Reputation: 259
I came across this objective question on the C programming language. The output for the following code is supposed to be 0 2
, but I don't understand why.
Please explain the initialization process. Here's the code:
#include <stdio.h>
int main()
{
union a
{
int x;
char y[2];
};
union a z = {512};
printf("\n%d %d", z.y[0], z.y[1]);
return 0;
}
Upvotes: 27
Views: 2792
Reputation: 106012
The standard says that
A union type describes an overlapping nonempty set of member objects, each of which has an optionally specified name and possibly distinct type.
The compiler allocates only enough space for the largest of the members, which overlay each other within this space. In your case, memory is allocated for int
data type (assuming 4-bytes). The line
union a z = {512};
will initialize the first member of union z
, i.e. x
becomes 512
. In binary it is represented as 0000 0000 0000 0000 0000 0010 0000 0000
on a 32 machine.
Memory representation for this would depend on the machine architecture.
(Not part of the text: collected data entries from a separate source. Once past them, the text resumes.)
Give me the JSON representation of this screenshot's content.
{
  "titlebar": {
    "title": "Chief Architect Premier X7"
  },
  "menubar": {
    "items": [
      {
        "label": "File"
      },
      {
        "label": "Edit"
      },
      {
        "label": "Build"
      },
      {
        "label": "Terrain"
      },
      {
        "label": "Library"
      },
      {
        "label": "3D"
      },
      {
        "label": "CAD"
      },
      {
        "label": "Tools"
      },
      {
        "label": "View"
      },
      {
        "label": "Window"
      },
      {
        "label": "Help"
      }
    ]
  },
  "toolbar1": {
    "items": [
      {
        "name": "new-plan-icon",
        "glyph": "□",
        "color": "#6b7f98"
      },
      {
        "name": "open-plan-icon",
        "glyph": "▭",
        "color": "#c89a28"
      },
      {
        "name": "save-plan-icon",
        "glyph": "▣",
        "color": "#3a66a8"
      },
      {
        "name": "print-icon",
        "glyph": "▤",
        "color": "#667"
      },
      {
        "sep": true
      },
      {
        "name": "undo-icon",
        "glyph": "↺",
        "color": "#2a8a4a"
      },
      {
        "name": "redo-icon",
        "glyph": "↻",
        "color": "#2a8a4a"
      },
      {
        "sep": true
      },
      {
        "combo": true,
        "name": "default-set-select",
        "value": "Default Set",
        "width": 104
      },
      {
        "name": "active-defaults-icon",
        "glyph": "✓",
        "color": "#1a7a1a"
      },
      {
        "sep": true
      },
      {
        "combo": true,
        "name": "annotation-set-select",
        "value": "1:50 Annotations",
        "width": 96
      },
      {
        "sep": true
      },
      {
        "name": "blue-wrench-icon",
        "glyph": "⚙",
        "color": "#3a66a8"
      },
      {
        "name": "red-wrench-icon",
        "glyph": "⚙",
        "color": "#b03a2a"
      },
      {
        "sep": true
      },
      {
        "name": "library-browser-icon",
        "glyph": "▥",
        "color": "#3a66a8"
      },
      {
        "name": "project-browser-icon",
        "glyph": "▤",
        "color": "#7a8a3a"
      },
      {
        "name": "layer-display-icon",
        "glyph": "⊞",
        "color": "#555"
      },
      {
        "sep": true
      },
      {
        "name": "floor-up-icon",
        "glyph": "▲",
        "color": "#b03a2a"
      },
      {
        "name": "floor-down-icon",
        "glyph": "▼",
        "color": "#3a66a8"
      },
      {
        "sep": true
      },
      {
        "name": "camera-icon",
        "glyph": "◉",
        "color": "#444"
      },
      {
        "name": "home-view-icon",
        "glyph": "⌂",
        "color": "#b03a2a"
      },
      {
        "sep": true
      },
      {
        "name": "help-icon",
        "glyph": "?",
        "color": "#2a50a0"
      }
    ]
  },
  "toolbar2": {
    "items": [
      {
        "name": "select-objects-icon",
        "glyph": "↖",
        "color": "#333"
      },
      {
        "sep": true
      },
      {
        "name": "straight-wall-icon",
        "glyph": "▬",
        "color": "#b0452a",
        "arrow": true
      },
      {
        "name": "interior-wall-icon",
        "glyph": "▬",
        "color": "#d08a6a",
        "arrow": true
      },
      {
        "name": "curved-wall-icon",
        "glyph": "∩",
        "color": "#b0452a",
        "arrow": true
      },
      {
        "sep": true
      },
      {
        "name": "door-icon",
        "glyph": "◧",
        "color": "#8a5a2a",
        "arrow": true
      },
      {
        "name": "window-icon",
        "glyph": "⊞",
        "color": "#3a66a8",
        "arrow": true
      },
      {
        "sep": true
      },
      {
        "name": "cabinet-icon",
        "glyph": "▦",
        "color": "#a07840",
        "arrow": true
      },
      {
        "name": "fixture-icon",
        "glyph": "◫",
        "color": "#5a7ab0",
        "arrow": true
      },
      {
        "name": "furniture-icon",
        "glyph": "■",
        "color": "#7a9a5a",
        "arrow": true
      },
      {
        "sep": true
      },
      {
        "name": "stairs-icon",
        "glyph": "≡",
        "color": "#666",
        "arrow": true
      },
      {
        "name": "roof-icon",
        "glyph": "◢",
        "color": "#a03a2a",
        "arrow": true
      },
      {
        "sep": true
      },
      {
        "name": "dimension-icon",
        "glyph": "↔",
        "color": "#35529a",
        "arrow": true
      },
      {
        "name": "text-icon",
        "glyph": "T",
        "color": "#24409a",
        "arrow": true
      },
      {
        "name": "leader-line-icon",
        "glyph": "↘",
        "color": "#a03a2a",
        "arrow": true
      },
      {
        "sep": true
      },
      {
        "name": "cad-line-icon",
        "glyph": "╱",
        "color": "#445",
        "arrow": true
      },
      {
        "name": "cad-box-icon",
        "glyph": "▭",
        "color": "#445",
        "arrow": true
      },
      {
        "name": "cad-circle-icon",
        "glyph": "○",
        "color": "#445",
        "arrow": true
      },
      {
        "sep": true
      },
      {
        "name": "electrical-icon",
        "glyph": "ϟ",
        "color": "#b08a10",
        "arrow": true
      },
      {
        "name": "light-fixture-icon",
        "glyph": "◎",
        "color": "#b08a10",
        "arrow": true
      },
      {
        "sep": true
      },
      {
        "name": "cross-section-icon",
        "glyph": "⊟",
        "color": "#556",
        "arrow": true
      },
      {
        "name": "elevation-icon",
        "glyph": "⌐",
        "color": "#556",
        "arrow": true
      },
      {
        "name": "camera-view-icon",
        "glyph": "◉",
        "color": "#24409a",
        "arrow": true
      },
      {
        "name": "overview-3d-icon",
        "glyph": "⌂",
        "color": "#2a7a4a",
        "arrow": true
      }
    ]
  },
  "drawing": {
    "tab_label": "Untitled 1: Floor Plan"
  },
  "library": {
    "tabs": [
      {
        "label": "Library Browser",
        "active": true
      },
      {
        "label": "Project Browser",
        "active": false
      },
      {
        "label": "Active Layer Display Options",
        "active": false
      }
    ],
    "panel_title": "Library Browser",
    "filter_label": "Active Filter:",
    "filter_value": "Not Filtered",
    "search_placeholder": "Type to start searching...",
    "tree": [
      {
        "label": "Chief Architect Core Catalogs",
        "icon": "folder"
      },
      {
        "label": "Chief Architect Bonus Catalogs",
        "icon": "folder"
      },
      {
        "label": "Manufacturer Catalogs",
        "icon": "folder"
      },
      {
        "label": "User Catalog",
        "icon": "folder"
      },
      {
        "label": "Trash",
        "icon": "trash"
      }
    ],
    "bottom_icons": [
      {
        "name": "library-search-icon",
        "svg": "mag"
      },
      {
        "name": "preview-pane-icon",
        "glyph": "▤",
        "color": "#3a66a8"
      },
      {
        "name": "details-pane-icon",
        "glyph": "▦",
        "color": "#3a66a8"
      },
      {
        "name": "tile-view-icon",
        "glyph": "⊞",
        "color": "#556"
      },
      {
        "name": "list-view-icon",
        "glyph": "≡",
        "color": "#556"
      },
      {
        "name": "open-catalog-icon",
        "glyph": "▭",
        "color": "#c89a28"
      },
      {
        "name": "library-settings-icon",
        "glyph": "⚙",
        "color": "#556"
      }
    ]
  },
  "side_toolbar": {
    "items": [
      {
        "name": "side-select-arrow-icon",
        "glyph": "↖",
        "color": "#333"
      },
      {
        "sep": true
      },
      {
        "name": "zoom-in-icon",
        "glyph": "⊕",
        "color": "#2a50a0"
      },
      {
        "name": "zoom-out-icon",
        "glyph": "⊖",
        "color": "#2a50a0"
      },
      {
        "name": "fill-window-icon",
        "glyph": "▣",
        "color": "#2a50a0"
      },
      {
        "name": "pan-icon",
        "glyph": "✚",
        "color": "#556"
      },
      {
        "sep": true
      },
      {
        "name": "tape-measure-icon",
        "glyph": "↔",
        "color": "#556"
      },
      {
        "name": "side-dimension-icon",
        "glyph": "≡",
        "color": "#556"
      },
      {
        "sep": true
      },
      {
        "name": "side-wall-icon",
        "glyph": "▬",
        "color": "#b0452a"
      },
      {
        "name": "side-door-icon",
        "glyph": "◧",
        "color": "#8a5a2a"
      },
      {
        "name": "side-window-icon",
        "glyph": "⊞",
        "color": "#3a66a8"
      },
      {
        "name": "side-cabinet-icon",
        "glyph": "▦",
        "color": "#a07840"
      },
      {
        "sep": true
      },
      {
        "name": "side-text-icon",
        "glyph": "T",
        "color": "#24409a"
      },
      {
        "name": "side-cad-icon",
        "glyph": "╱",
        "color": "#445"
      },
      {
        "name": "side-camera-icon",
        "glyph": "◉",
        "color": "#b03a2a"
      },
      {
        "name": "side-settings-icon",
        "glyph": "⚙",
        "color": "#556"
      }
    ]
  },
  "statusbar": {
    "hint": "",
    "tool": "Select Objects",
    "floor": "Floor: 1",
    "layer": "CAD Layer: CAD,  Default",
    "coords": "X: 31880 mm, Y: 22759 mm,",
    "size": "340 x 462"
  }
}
On a 32-bit machine it either will be like (store the least significant byte in the smallest address-- Little Endian)
Address Value
0x1000 0000 0000
0x1001 0000 0010
0x1002 0000 0000
0x1003 0000 0000
or like (store the most significant byte in the smallest address -- Big Endian)
Address Value
0x1000 0000 0000
0x1001 0000 0000
0x1002 0000 0010
0x1003 0000 0000
z.y[0]
will access the content at addrees 0x1000
and z.y[1]
will access the content at address 0x1001
and those content will depend on the above representation.
It seems that your machine supports Little Endian representation and therefore z.y[0] = 0
and z.y[1] = 2
and output would be 0 2
.
But, you should note that footnote 95 of section 6.5.2.3 states that
If the member used to read the contents of a union object is not the same as the member last used to store a value in the object, the appropriate part of the object representation of the value is reinterpreted as an object representation in the new type as described in 6.2.6 (a process sometimes called ‘‘type punning’’). This might be a trap representation.
Upvotes: 8
Reputation: 354
The size of the union is derived by the maximum size to hold a single element of it. So, here it is the size of int.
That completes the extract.